Last night, before bedtime, I realized I’d be at the school all day the next day and had to plan for dinner. In this odd life, that has a different meaning than it did when I was teaching back in the US. Two plus years ago, I’d put something in the crock pot or plan something simple or get take out. In this diplomat life abroad, though, I am fortunate that we can afford to have household help. So, all I have to do, usually, in this situation, is decide what we want to have for dinner and our ayi, Xiao Lü, will have it ready by the time she leaves our house at 5:30.
The boys are tired of chicken, pasta doesn’t keep well, and we really don’t trust any other meat here in China, as we are unsure of its safety. So, after thinking about it and talking with Horatio and the boys, we decided on my beloved friend, Martha’s, Cuban bean recipe. We all love it, but it’s a bit of a procedure to make it, so I knew it would take some effort to prepare the kitchen and explain the process to Xiao Lü.
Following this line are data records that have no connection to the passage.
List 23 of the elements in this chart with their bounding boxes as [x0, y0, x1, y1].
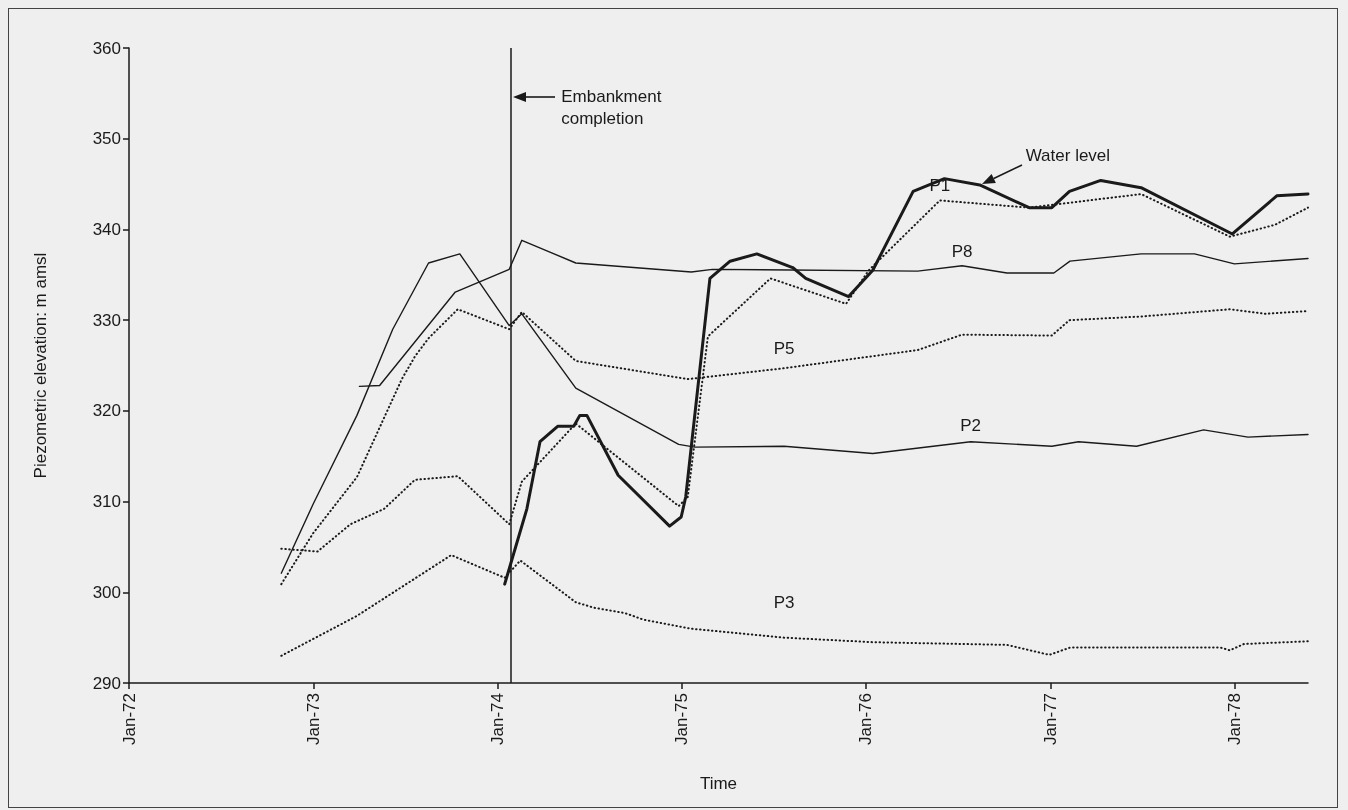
- y-tick-label: 360: [92, 38, 121, 58]
- series-label: P5: [773, 339, 795, 359]
- y-tick-label: 350: [92, 129, 121, 149]
- y-tick-label: 290: [92, 673, 121, 693]
- x-axis-title: Time: [699, 774, 738, 793]
- y-axis-title: Piezometric elevation: m amsl: [31, 252, 50, 479]
- y-tick-label: 330: [92, 310, 121, 330]
- y-tick-label: 300: [92, 582, 121, 602]
- y-tick-label: 320: [92, 401, 121, 421]
- y-tick-label: 310: [92, 492, 121, 512]
- x-tick-label: Jan-72: [119, 693, 139, 745]
- series-label: P2: [960, 415, 982, 435]
- x-tick-label: Jan-74: [488, 693, 508, 745]
- annotation: Water level: [1025, 144, 1111, 167]
- y-tick-label: 340: [92, 219, 121, 239]
- ref-line-label: Embankment completion: [561, 86, 663, 130]
- series-label: P8: [951, 241, 973, 261]
- x-tick-label: Jan-75: [672, 693, 692, 745]
- x-tick-label: Jan-77: [1040, 693, 1060, 745]
- x-tick-label: Jan-73: [304, 693, 324, 745]
- x-tick-label: Jan-78: [1224, 693, 1244, 745]
- series-label: P3: [773, 592, 795, 612]
- x-tick-label: Jan-76: [856, 693, 876, 745]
The first thing I did was edit the recipe to increase the chances of accuracy when I copied into google translate. After I translated the recipe, I printed it out in English and Chinese. She does not speak or read English, but since I cannot check the Chinese translation for exact accuracy, providing the English copy allows the opportunity for her, if she has any questions, to can take it to our clubhouse to ask for help from one of the bilingual reception workers there.
I set out the recipe on the kitchen counter, with the spices and the correct measuring spoons.
Next, I took out the food processor and plugged it into the transformer. China uses 220 power, while the US uses 110. Plugging the American appliance into the wall here would fry the expensive piece of equipment. I figure it’s better to be especially prepared, and safe, than sorry.
Then, since I’ve never shown Xiao Lü how to use the food processor, I took a video of the process and sent it to her on We Chat, (the texting app EVERYONE here uses.) I also sent her the recipe and shopping list, so that she could go to the market on her way to my house in the morning. We Chat has a translation function, so I can type in English and she can translate on her end. I can do the same when she responds to me in Chinese. I always word my texts to her very carefully, in hopes that the translation will be clear. I never really know, though.
Something is often lost in the translation, but the gist is clear.
I’ve done everything I can to ensure that the process is smooth. I never really know what to expect, though, and I’m generally not surprised when things don’t go according to plan. I hope for the best, but prepare for less than that, to minimize the disappointment.
This evening, hopefully, I will arrive home from school to the aroma of Cuban Black Beans, and we can sit down to family dinner together and enjoy the meal.